The Association of Scotland’s Self-Caterers (ASSC) has submitted a briefing to Highland Councillors ahead of discussion of the Council’s latest Visitor Levy update at the meeting of Highland Council on 25 June.
Unlike a number of local authorities that have sought to move rapidly towards implementation, Highland Council has taken a measured and collaborative approach to the development of its Visitor Levy proposals. Throughout the process, the Council has engaged constructively with industry representatives, listened to consultation feedback, responded to legislative changes and continued to seek additional evidence before reaching any final decision.
The ASSC has welcomed this approach and has encouraged Members to continue along that path.
The Council’s report confirms that a number of important pieces of work remain ongoing.
Updated national Visitor Levy guidance has not yet been published, a new Economic Impact Assessment examining fixed-rate levy options remains underway, and no Scottish local authority has yet demonstrated the long-term impacts of a Visitor Levy in practice.
In its briefing, the ASSC argues that these are precisely the reasons why Highland Council should continue to proceed carefully.
Rather than rushing towards a preferred scheme, the ASSC believes Members should ensure that decisions are informed by the fullest possible evidence base, including a clear understanding of the potential impacts on visitor demand, business performance, competitiveness and future investment.
The Council’s own report highlights the importance of tourism to the Highland economy.
Latest STEAM figures show that Highland welcomed approximately 9.4 million visitors in 2024, generating around £2.129 billion in direct visitor expenditure. Visitor numbers have increased by approximately 82% since 2012, while visitor spending has increased by almost 79% over the same period.
These figures demonstrate the continued success of Highland as one of Scotland’s premier visitor destinations.
The ASSC notes that the question before Members is therefore not whether visitors contribute to the Highland economy. They already do.
The key question is whether a Visitor Levy will strengthen that success or risk undermining it, and whether sufficient evidence exists to make that assessment with confidence.
The ASSC briefing also welcomes Highland Council’s decision to commission a fresh Economic Impact Assessment examining fixed-rate levy options.
The Association believes this assessment should look beyond simple revenue projections and consider a wider range of factors including visitor demand, business turnover, employment, Gross Value Added (GVA), impacts on island and rural communities, administrative burdens and potential VAT implications for small and micro-businesses.

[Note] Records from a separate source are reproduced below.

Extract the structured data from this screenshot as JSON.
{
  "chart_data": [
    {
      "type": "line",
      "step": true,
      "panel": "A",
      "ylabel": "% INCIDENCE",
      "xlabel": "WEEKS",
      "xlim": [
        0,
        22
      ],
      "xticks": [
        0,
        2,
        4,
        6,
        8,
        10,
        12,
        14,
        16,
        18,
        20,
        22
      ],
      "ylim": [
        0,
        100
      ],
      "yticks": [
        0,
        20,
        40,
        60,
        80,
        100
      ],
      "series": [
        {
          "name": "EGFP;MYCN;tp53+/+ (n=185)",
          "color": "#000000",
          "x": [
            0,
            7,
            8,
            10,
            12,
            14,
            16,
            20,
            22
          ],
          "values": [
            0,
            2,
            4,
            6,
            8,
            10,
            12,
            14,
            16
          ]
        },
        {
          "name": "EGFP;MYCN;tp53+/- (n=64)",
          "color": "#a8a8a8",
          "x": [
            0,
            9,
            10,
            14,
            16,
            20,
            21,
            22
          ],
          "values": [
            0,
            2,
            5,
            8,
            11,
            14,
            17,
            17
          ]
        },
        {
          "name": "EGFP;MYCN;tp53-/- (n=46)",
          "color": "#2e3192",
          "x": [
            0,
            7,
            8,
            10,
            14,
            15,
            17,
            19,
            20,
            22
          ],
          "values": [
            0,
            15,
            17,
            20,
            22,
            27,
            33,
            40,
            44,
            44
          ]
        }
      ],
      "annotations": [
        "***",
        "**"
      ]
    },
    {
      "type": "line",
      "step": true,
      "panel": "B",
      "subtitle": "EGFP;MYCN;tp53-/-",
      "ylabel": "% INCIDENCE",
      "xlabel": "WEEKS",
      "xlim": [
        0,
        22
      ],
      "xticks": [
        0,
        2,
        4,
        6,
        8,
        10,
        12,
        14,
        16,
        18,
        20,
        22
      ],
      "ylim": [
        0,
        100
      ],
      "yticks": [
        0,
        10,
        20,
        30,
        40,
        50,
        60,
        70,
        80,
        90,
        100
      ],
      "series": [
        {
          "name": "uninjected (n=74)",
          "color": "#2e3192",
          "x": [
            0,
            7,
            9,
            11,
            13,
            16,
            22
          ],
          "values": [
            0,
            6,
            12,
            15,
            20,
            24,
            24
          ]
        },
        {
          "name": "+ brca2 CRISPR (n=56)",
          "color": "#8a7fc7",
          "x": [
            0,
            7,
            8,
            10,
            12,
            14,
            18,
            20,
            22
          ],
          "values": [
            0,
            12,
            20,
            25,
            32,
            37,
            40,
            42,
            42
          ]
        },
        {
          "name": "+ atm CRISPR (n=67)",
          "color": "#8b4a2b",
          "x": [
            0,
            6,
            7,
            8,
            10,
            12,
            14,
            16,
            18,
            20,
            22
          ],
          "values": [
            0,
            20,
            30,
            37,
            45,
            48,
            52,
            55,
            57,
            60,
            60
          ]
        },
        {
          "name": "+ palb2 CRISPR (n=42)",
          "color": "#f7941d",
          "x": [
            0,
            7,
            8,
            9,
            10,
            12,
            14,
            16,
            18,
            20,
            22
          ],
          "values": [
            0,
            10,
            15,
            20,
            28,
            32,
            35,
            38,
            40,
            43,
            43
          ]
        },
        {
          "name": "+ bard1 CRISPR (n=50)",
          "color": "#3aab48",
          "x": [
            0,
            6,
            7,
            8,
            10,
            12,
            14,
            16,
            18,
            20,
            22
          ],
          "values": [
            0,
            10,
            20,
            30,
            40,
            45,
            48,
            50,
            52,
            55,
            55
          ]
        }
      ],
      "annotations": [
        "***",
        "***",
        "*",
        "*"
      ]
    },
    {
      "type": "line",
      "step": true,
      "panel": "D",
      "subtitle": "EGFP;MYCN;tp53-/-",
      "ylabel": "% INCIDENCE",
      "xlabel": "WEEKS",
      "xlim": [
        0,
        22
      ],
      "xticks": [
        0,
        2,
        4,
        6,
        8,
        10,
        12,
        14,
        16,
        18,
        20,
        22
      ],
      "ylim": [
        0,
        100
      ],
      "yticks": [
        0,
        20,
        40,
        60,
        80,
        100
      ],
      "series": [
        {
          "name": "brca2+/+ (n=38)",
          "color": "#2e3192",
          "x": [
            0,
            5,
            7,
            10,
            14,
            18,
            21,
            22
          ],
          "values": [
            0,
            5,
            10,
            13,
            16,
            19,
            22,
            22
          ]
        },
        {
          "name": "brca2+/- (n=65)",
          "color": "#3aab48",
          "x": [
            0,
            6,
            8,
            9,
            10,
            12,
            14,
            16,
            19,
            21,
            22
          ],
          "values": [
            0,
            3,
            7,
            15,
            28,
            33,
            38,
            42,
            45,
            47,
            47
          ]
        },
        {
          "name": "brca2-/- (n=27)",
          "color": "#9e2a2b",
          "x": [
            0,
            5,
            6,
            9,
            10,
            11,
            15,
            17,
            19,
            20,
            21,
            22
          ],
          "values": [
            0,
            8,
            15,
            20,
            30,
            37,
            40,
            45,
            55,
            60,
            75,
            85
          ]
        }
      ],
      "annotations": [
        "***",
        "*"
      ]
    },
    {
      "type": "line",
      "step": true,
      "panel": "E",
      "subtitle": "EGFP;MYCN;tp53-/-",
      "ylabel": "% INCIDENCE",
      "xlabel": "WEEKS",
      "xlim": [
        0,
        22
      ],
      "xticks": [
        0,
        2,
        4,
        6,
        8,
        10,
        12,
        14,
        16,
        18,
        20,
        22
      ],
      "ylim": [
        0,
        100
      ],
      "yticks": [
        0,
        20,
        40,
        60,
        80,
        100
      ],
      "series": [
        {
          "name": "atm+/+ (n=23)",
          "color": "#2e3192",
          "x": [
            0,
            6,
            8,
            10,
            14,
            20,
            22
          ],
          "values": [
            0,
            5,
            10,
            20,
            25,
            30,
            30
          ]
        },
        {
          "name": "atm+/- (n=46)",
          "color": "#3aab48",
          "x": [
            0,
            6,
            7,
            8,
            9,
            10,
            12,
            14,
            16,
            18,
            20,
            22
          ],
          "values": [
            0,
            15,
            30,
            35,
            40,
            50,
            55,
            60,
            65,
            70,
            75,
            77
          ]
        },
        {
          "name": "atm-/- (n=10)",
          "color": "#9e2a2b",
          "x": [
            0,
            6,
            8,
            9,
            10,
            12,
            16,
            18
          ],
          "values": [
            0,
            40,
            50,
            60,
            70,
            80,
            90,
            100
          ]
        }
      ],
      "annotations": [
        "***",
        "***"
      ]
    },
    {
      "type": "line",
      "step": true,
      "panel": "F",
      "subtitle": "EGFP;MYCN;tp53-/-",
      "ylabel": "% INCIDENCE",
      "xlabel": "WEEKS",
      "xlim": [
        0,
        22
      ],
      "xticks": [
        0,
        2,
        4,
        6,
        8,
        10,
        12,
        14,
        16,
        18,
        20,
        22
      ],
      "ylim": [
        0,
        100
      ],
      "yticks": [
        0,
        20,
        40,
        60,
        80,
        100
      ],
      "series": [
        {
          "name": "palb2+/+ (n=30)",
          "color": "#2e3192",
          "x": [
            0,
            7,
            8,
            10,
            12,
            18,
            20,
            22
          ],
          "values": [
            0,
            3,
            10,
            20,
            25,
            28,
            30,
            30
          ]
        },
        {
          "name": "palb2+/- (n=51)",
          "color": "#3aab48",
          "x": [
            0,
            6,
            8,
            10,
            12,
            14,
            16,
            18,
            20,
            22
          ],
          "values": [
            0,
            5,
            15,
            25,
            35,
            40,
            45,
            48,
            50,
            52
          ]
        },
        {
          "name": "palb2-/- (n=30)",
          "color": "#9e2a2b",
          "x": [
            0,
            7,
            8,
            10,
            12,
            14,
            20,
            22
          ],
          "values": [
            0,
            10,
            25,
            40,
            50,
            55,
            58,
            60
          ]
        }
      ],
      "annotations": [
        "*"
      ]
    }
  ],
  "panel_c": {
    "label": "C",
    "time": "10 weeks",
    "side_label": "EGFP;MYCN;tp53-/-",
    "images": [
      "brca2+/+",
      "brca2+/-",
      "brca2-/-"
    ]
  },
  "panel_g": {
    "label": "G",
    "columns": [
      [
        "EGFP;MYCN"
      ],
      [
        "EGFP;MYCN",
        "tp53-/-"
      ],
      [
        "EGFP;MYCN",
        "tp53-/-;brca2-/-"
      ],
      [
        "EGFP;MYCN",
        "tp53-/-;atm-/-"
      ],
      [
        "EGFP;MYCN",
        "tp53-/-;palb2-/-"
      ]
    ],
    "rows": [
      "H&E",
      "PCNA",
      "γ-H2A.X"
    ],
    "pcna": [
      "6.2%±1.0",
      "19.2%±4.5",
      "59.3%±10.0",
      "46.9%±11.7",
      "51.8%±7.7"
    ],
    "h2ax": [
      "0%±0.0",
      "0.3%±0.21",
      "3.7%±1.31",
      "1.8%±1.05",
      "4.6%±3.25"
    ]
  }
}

For many tourism businesses, particularly those operating in rural and island communities, the practical implications of a levy may be as important as the revenue it generates.

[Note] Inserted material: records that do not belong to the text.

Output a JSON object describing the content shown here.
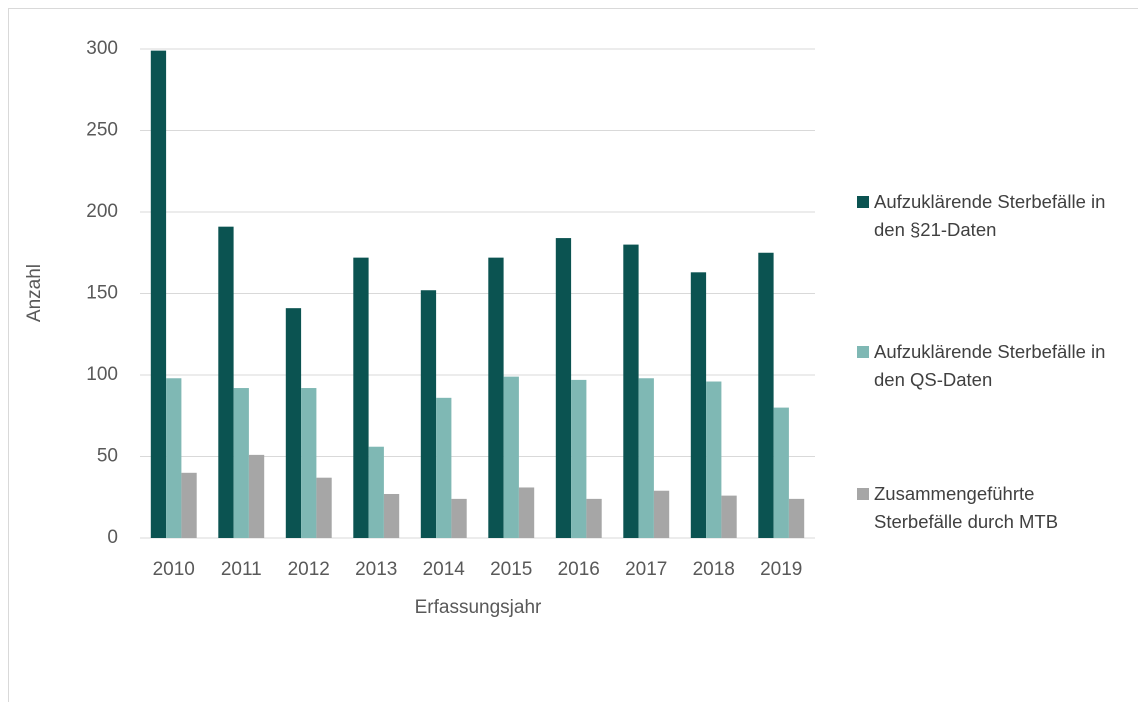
{
  "chart_data": {
    "type": "bar",
    "categories": [
      "2010",
      "2011",
      "2012",
      "2013",
      "2014",
      "2015",
      "2016",
      "2017",
      "2018",
      "2019"
    ],
    "series": [
      {
        "name": "Aufzuklärende Sterbefälle in den §21-Daten",
        "color": "#0b5351",
        "values": [
          299,
          191,
          141,
          172,
          152,
          172,
          184,
          180,
          163,
          175
        ]
      },
      {
        "name": "Aufzuklärende Sterbefälle in den QS-Daten",
        "color": "#7fb8b4",
        "values": [
          98,
          92,
          92,
          56,
          86,
          99,
          97,
          98,
          96,
          80
        ]
      },
      {
        "name": "Zusammengeführte Sterbefälle durch MTB",
        "color": "#a6a6a6",
        "values": [
          40,
          51,
          37,
          27,
          24,
          31,
          24,
          29,
          26,
          24
        ]
      }
    ],
    "xlabel": "Erfassungsjahr",
    "ylabel": "Anzahl",
    "ylim": [
      0,
      300
    ],
    "yticks": [
      0,
      50,
      100,
      150,
      200,
      250,
      300
    ],
    "grid": true,
    "legend": "right"
  }
}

Fiona Campbell MBE, Chief Executive of the ASSC, said:
“Highland Council deserves credit for the way it has approached this discussion.
“The Council has engaged with industry, listened to feedback, responded to legislative changes and sought further evidence before reaching any final decision. That is exactly what evidence-led policymaking should look like.
“Our briefing does not seek to oppose discussion of a Visitor Levy. Rather, it asks whether now is the right time to move towards a preferred scheme when important pieces of evidence are still being developed.
“Tourism is one of Highland’s greatest economic strengths. Before introducing a Visitor Levy, we believe Members should ensure they have the fullest possible understanding of both the potential benefits and the potential consequences.
“The Council has commissioned further evidence. It has not yet received it. The national guidance has not yet been published. No Scottish authority has yet demonstrated long-term outcomes.
“Given those facts, the most evidence-led course of action may simply be to continue doing what Highland Council has done well so far: take the time to get it right.”